I just wanted to take a few minutes and comment on some of the recent issues we’ve had over at the UbuntuForums. Last week Thursday around 4pm EST, our main database server went into a “crashed” state. The result of this state was over 2000 queries that were lingering without completion for over 8000 seconds which resulted in resource issues, this caused the mysqld process to go into an unresponsive state and would not shutdown effectively. After the crash it was realized we had some inconsistent data in the database and a check/repair was ran to potentially correct the issues.
On Sunday evening around 11:30pm EST the forums were down again but this time with table corruption on our largest tables which is our post table (it has around 6.5 million rows) and the thread table (over 1 million rows). I’m assuming everything “wasn’t” ok, after the crash on Thursday even though the checks said they were. Monday was spent cleaning up the tables, fixing corruption issues etc. Unfortunately, because of the massive size of our tables a check and repair takes upwards of 4-5 hours per check and repair until the issues were mostly resolved, this had to be completed a few times. We’ll be monitoring the data integrity over the next couple days to ensure everything stays consistent.
When the forums were ready to come online last night around 7pm EST, we ran into issues with the amount of traffic the site was getting (benefits of being popular eh?). To help ease the pressure on our main database server we have utilized the “slave” feature in vbulletin which will send queries to a slave server to help reduce load on the master. So far this has been working pretty well except for a few hiccups which were easily corrected by changing mySQL variables.
James Troup from Canonical was a great help making sure the proxies were stable last night and will be getting us additional hardware to help with our explosive growth as we have outgrown our current servers. James, thank you for your help, it is appreciated.

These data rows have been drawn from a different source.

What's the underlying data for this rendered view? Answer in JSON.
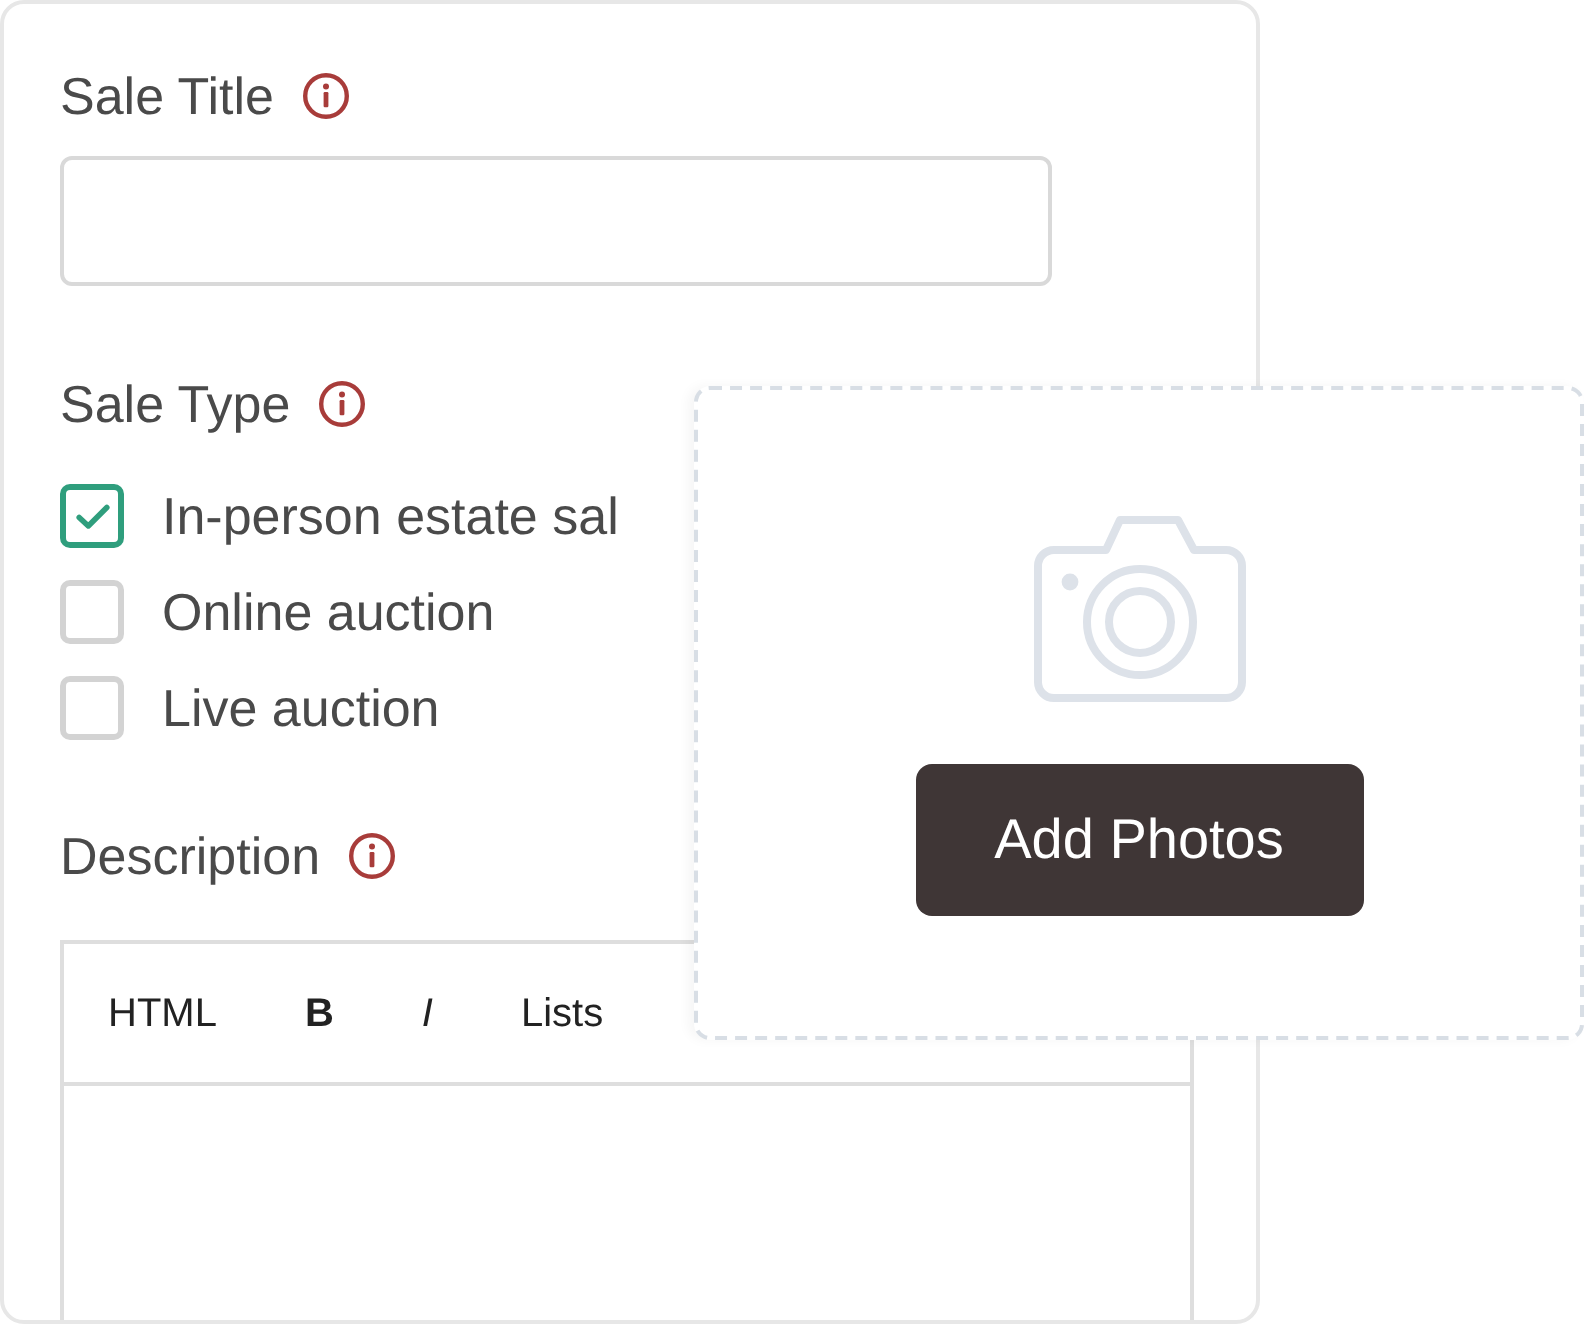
{
  "sale_title": {
    "label": "Sale Title"
  },
  "sale_type": {
    "label": "Sale Type",
    "options": [
      {
        "label": "In-person estate sal",
        "checked": true
      },
      {
        "label": "Online auction",
        "checked": false
      },
      {
        "label": "Live auction",
        "checked": false
      }
    ]
  },
  "description": {
    "label": "Description",
    "toolbar": [
      {
        "label": "HTML",
        "kind": "html"
      },
      {
        "label": "B",
        "kind": "bold"
      },
      {
        "label": "I",
        "kind": "italic"
      },
      {
        "label": "Lists",
        "kind": "lists"
      }
    ]
  },
  "photo_upload": {
    "button": "Add Photos"
  }
}
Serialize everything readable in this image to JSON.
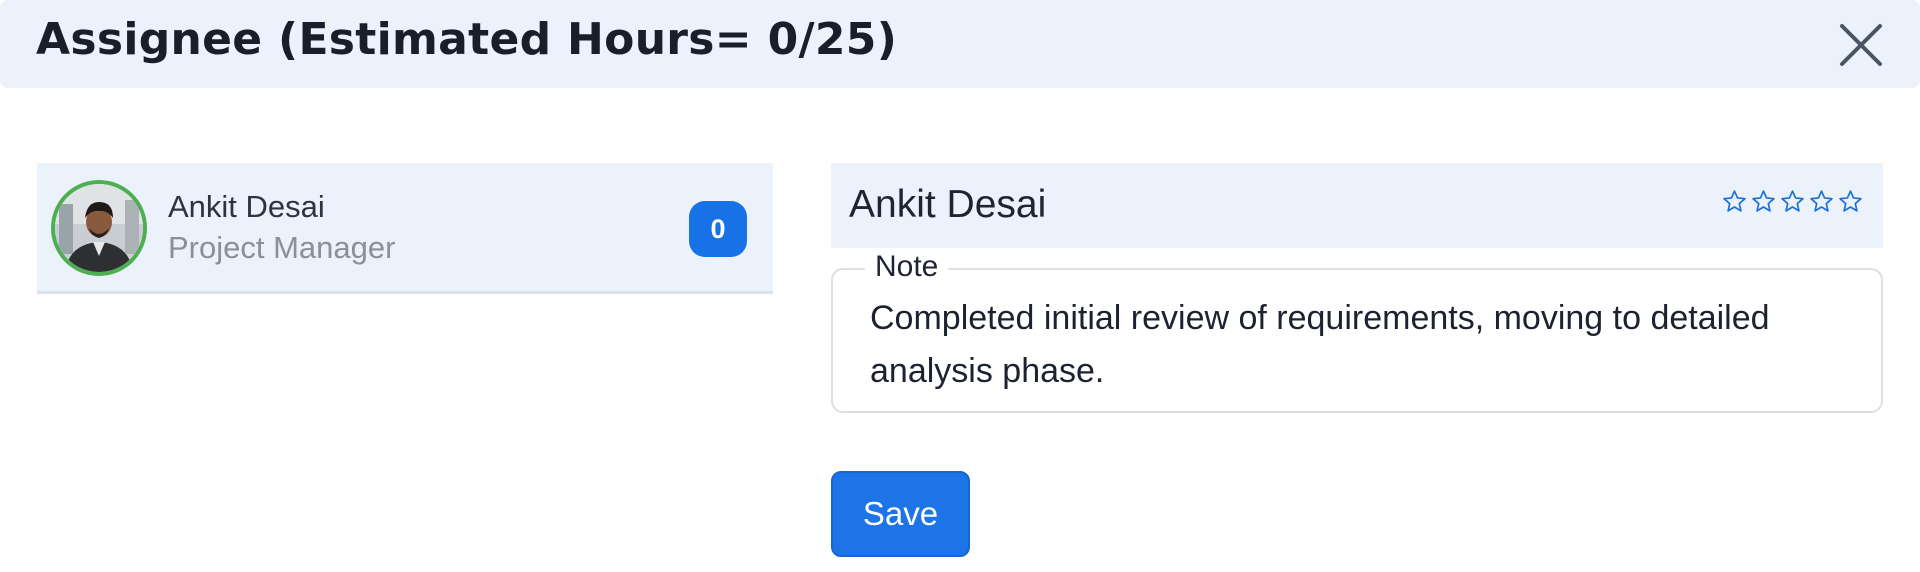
{
  "dialog": {
    "title": "Assignee (Estimated Hours= 0/25)",
    "close_icon": "close-icon"
  },
  "assignee_list": [
    {
      "name": "Ankit Desai",
      "role": "Project Manager",
      "hours": "0",
      "avatar_ring_color": "#4caf50"
    }
  ],
  "detail": {
    "name": "Ankit Desai",
    "rating": 0,
    "rating_max": 5,
    "note_label": "Note",
    "note_text": "Completed initial review of requirements, moving to detailed analysis phase.",
    "save_label": "Save"
  },
  "colors": {
    "accent": "#1672e6",
    "panel_bg": "#ebf2fc",
    "star": "#1b6fd4"
  }
}
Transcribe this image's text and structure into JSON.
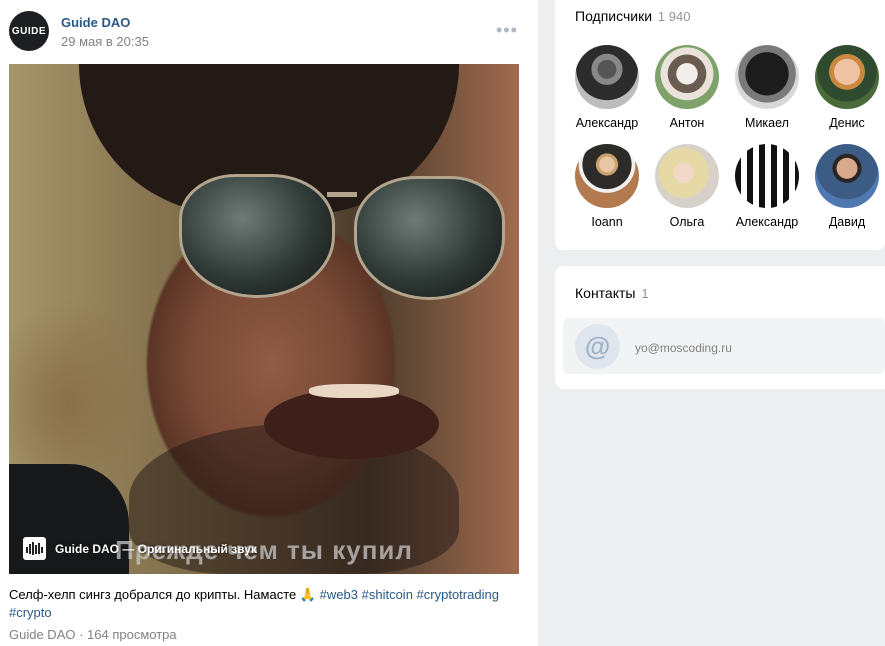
{
  "post": {
    "author": "Guide DAO",
    "avatar_text": "GUIDE",
    "date": "29 мая в 20:35",
    "more": "•••",
    "video": {
      "sound_label": "Guide DAO — Оригинальный звук",
      "subtitle": "Прежде чем ты купил"
    },
    "caption_text": "Селф-хелп сингз добрался до крипты. Намасте 🙏",
    "hashtags": [
      "#web3",
      "#shitcoin",
      "#cryptotrading",
      "#crypto"
    ],
    "footer_text": "Guide DAO · 164 просмотра"
  },
  "subscribers": {
    "title": "Подписчики",
    "count": "1 940",
    "items": [
      {
        "name": "Александр",
        "icon": "avatar-man-cigarette"
      },
      {
        "name": "Антон",
        "icon": "avatar-husky-puppy"
      },
      {
        "name": "Микаел",
        "icon": "avatar-curly-hair"
      },
      {
        "name": "Денис",
        "icon": "avatar-man-glasses"
      },
      {
        "name": "Ioann",
        "icon": "avatar-man-vest"
      },
      {
        "name": "Ольга",
        "icon": "avatar-blonde-woman"
      },
      {
        "name": "Александр",
        "icon": "avatar-pattern"
      },
      {
        "name": "Давид",
        "icon": "avatar-man-shirt"
      }
    ]
  },
  "contacts": {
    "title": "Контакты",
    "count": "1",
    "email": "yo@moscoding.ru",
    "icon_glyph": "@"
  }
}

Until things stable out we have disabled a couple of popular features on the forums namely the “Thank you” and the “Solved Post” features. We hope to re-enable them again soon. I expect we’ll have a some rough patches ahead of us until the new hardware is in place and we look forward to getting things more stable in the near future. We’ll also be implementing a better method of communication to our users when the forums are offline, expect an announcement on the forums in the near future about that. We appreciate everyones patience during this time.
I also posted this on the forums here.